Going through this process “encourages forward-looking model analysis techniques” by asking these questions up front.

The authors present a two examples. The first is an image classifier for if someone is smiling, and a hidden issue is that the classifier misclassifies older men as smiling more often than other groups. A text toxicity classifier has unstable performance for text featuring the terms “lesbian,” “gay,” or “homosexual,” indicating that an incorrect application of this classifier could cause disparate impact w.r.t. LGBTQ+ groups.

The takeaway: model cards are one proposal for how to increase transparency in machine learning models. By adding to models discussions about what they should and shouldn’t be used for, how they were trained and evaluated, and metrics for performance on intersectional groups, we can improve transparency across machine learning researchers, users, and stakeholders.

Thoughts, connections, and questions

This is definitely a framework for how to do this, and not a well-defined standard. The authors hedge their suggestions several times and discuss how their proposal may not be complete–which is great!–and so this is clearly a first step towards doing better at this. It’s unlikely that this will emerge as a standard over time, too, so we have to consider this in the context of other transparency approaches.

One of the things that Hall said in the Interpretable AI talk linked above is that “our failure to address [these things] on our own could very well result in potentially draconian overregulation … that government bodies that are not as educated about what we do will come in and say you can’t do this, you can’t do this, you can’t do this.” I completely agree with this–not that I’m against regulation, but that I trust machine learning researchers to do this much more than I trust governments to. That’s why this kind of research is so interesting and necessary.

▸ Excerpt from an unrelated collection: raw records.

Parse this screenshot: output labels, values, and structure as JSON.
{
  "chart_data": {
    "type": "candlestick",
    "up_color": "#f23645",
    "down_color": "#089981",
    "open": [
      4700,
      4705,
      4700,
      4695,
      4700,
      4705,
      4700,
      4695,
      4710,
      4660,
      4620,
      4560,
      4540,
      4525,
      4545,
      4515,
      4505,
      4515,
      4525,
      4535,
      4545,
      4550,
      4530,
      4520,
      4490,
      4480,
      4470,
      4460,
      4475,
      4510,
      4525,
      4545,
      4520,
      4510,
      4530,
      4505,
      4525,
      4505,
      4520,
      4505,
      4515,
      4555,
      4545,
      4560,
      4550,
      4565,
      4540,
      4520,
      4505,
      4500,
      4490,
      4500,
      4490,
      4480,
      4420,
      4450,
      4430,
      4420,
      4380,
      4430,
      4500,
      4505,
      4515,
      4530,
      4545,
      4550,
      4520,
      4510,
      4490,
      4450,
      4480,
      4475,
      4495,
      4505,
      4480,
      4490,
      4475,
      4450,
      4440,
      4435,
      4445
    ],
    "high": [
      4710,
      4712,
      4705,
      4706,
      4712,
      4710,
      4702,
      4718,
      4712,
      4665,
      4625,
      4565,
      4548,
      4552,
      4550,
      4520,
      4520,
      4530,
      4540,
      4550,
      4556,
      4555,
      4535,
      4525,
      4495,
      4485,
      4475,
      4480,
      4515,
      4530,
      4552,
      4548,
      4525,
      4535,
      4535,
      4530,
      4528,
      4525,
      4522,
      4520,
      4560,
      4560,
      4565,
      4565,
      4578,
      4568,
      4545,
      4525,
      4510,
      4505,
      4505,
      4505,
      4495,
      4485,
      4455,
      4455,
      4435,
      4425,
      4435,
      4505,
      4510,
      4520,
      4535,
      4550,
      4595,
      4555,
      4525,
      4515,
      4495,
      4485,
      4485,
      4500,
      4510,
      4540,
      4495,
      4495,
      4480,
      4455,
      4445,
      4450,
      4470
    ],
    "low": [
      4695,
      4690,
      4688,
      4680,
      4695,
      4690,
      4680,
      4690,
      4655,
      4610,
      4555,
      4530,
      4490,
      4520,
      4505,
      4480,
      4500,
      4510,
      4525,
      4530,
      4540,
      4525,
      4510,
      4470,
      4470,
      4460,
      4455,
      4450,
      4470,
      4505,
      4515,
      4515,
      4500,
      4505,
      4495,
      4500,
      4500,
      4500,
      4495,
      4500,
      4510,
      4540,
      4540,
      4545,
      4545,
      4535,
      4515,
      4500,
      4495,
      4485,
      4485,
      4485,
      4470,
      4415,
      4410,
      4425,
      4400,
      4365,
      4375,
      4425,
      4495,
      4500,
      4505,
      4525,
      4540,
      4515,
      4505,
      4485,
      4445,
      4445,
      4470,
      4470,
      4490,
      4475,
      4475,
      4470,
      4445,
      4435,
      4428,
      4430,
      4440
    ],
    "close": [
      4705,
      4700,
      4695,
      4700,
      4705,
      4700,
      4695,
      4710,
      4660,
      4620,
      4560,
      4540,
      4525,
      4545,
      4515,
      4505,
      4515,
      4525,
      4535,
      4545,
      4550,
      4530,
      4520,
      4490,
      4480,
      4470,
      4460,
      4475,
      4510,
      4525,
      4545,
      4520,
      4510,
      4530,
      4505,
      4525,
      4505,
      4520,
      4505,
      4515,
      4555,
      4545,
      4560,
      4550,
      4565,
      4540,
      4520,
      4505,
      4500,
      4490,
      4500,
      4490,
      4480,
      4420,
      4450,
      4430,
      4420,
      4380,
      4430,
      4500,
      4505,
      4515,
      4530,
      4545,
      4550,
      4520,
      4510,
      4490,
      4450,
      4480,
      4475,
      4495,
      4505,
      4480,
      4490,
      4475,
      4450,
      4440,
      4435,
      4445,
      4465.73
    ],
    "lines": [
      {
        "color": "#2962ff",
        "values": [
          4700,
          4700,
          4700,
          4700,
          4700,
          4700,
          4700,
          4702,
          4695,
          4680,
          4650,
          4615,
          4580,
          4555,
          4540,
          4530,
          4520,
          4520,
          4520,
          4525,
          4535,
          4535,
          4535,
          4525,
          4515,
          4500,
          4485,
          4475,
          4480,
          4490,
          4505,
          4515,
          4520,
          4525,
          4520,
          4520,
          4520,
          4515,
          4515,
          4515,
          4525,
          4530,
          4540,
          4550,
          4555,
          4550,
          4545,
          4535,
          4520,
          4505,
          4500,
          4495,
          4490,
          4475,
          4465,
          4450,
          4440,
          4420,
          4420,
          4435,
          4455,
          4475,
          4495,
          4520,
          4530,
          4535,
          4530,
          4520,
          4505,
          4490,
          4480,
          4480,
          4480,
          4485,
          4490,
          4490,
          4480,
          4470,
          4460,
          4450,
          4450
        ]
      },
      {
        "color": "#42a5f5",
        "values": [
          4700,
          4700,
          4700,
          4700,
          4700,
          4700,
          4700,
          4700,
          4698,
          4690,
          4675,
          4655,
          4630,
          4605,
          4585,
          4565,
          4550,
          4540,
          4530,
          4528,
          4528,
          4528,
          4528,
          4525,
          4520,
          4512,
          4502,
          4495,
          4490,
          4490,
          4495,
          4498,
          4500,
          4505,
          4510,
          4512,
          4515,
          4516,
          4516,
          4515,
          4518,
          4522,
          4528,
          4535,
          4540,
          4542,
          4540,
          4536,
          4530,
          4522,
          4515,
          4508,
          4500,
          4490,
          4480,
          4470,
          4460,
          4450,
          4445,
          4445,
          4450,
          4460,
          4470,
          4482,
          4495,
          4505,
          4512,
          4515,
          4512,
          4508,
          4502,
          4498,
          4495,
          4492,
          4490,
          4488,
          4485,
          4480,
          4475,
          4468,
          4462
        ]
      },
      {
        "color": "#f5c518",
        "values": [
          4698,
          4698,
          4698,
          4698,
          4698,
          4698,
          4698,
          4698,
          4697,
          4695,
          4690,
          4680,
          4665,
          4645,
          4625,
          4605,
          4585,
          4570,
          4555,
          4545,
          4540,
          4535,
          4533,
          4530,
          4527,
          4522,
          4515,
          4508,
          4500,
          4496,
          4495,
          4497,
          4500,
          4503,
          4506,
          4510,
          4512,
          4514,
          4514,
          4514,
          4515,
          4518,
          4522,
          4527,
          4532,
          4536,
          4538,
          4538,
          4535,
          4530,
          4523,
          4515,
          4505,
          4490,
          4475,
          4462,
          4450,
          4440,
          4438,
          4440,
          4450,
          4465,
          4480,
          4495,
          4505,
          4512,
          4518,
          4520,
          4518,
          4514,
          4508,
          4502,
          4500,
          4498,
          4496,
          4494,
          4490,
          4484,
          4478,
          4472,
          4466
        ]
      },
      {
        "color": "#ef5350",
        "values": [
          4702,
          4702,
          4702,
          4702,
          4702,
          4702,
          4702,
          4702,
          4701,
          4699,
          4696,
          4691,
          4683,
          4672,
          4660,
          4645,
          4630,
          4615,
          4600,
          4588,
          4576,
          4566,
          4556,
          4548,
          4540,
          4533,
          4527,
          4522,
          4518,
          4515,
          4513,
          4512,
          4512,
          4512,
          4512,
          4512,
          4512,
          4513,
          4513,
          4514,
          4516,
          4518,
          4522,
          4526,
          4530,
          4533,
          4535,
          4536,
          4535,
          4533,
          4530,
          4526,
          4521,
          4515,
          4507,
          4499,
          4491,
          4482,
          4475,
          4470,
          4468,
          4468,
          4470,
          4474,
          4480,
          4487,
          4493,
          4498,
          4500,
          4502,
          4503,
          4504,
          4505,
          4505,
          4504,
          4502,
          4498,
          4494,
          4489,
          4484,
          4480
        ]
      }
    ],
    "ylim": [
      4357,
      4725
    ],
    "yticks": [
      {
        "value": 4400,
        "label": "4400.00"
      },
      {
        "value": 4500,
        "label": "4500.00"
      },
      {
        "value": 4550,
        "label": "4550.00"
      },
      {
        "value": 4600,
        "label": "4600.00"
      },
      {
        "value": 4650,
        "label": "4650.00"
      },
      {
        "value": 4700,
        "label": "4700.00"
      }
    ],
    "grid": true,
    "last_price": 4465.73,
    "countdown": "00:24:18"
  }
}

The authors discuss “performance on different groups” several times, and I think this is the single most important application of model cards. Knowing how a machine learning model affects different groups of people is important, but more important is that this question gets asked throughout the model development process. They also repeatedly discuss intersectional analysis for human-centric models, pulling in sociology concepts to ensure that researchers treat individuals as “a complex combination of many factors,” not just shaped by e.g., their age, gender, and race.

This is just one approach to increasing transparency in machine learning. Another class of research is that on interpretable models, so that we can know why models are making the decisions that they are (without resorting to post-hoc methods like LIME or SHAP). Adversarial attacks are also interesting, though I know less about them. I like these because they’re information sheets about models, when currently models are often just some code and parameter weights.